Elezione del Consiglio superiore della magistratura

Quarto quesito: elezione del Consiglio superiore della magistratura. Il Consiglio superiore della magistratura è l’organo di autogoverno della magistratura, con lo scopo di mantenerla indipendente rispetto agli altri poteri dello Stato. È composto da 24 membri, eletti per un terzo dal Parlamento e per due terzi dai magistrati. Oggi, per candidarsi, è necessario presentare almeno 25 firme di altri magistrati a proprio sostegno. Queste firme, oggi, sono spesso fornite col supporto delle varie correnti politiche interne alla magistratura.

Valutazione dei magistrati

Quinto quesito: valutazione dei magistrati. In Italia, i magistrati vengono valutati ogni quattro anni sulla base di pareri motivati, ma non vincolanti, dagli organi che compongono il Consiglio superiore della magistratura e il Consiglio direttivo della Corte di Cassazione. In questi organi, insieme ai magistrati, ci sono anche avvocati e professori universitari, ma soltanto i magistrati possono votare nelle valutazioni professionali degli altri magistrati. Se vince il “sì” anche avvocati e professori universitari avrebbero il diritto di votare sull’operato dei magistrati.
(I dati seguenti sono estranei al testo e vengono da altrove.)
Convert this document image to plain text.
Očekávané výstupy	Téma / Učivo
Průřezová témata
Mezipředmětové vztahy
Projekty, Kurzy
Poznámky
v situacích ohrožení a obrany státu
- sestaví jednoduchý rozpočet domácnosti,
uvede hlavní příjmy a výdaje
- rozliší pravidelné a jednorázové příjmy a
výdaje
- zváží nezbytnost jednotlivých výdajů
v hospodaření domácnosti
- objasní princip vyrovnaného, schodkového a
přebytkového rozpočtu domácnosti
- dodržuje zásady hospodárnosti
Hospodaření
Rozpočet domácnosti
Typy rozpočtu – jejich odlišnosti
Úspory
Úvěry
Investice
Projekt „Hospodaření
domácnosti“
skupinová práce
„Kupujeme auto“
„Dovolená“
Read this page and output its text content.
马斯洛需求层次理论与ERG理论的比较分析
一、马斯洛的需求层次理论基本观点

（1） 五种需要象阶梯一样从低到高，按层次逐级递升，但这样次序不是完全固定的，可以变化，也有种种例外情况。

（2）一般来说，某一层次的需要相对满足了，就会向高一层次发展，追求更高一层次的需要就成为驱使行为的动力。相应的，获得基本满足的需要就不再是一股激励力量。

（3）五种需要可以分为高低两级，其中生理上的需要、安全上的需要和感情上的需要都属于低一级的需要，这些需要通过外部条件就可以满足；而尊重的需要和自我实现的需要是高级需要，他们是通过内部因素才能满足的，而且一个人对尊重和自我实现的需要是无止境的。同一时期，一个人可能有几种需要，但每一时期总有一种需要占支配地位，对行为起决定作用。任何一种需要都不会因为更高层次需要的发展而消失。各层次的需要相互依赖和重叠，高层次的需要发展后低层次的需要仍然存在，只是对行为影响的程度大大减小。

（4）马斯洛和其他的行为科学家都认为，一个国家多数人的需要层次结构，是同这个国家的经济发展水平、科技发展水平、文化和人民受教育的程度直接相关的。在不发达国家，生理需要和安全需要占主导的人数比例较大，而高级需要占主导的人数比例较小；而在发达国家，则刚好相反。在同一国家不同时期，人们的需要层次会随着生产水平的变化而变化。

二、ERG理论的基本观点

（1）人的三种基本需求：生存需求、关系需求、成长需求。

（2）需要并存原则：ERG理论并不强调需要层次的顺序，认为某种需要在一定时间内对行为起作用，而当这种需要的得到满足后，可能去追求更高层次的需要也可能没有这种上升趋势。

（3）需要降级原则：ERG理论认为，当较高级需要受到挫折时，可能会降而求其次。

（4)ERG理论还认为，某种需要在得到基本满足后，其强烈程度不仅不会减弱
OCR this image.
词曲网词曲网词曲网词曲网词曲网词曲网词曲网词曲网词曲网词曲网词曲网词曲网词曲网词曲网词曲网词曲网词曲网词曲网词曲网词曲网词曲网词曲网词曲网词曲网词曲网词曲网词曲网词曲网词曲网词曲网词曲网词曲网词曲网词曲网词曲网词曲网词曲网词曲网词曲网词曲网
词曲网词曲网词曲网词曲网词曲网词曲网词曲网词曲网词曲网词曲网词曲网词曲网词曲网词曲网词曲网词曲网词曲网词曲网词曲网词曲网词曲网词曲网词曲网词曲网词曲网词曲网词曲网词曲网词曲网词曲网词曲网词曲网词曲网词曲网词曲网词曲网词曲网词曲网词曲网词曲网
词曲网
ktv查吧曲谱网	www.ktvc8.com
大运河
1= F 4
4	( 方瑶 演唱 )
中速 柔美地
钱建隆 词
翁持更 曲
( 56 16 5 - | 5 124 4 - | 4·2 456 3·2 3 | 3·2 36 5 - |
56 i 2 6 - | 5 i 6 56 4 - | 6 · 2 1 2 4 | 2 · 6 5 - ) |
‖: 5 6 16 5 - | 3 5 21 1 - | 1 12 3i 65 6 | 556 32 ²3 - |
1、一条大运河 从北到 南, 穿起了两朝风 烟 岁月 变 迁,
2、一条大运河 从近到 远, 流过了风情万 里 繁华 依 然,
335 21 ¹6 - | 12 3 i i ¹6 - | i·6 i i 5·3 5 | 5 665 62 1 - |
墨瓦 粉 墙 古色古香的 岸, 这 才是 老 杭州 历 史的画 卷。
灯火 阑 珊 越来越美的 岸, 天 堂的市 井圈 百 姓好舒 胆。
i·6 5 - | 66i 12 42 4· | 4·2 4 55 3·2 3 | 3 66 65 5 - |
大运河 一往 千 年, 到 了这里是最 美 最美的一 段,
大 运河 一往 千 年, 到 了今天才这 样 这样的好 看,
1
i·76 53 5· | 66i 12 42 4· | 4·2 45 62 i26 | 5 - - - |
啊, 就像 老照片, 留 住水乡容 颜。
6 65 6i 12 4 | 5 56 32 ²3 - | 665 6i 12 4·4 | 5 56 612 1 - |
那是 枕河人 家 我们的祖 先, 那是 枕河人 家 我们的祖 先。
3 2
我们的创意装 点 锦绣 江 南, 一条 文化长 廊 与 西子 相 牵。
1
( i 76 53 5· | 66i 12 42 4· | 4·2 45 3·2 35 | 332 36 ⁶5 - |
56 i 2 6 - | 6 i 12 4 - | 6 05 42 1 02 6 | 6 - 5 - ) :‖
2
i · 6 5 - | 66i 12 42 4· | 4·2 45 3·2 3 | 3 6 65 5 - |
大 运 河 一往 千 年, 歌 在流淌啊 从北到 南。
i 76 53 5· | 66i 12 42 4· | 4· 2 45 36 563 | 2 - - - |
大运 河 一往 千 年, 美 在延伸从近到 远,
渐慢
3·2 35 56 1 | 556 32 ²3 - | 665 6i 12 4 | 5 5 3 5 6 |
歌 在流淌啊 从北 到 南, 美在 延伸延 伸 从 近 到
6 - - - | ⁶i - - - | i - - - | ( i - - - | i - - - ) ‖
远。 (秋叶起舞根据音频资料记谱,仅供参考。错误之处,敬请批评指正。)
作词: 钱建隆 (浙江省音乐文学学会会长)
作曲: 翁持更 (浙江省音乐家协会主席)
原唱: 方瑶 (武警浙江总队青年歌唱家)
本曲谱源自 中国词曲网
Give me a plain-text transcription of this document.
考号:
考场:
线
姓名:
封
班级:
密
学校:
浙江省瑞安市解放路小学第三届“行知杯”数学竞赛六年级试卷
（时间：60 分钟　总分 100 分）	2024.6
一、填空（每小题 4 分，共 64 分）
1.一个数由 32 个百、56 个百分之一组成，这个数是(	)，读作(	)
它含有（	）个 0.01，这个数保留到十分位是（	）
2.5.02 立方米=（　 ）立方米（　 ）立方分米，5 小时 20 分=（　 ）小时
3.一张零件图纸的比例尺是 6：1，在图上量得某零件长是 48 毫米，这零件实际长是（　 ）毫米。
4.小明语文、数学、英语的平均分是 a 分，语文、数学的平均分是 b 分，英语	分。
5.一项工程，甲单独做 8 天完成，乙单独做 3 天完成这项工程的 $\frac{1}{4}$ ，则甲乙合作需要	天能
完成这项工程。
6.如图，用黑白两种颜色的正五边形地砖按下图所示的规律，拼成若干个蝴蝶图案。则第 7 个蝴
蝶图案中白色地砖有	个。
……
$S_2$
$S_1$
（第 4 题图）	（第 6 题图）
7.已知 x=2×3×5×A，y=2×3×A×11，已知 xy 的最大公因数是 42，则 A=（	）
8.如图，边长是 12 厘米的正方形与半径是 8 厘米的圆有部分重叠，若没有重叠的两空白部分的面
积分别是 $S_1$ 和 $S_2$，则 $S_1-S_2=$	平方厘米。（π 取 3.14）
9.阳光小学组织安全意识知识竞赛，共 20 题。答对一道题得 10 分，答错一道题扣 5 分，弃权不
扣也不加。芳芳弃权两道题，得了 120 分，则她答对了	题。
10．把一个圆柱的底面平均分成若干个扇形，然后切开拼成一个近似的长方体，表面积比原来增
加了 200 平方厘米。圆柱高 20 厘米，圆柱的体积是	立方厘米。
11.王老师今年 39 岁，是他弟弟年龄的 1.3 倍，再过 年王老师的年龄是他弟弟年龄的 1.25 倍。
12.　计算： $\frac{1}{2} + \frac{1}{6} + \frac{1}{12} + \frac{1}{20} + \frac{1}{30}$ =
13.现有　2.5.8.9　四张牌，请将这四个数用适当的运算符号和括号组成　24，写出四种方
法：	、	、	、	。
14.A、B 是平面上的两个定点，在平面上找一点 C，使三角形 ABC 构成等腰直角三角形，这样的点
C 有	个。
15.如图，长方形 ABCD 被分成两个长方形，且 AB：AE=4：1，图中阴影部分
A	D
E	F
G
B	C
Chi è per il “sì” sostiene che questa riforma renderebbe la magistratura meno autoreferenziale e la valutazione dei magistrati più oggettiva. Chi è per il “no” è convinto che non sia opportuno dare agli avvocati il ruolo di valutare i magistrati, dato che nei processi i pubblici ministeri rappresentano la controparte degli avvocati. Le valutazioni potrebbero, per questo motivo, essere pregiudizievoli e ostili. Allo stesso modo, i magistrati potrebbero essere influenzati dal trovarsi di fronte a un avvocato coinvolto nella sua valutazione professionale. Riflettete gente, riflettete. Il 12 giugno può cambiare l’Italia. (g.l.)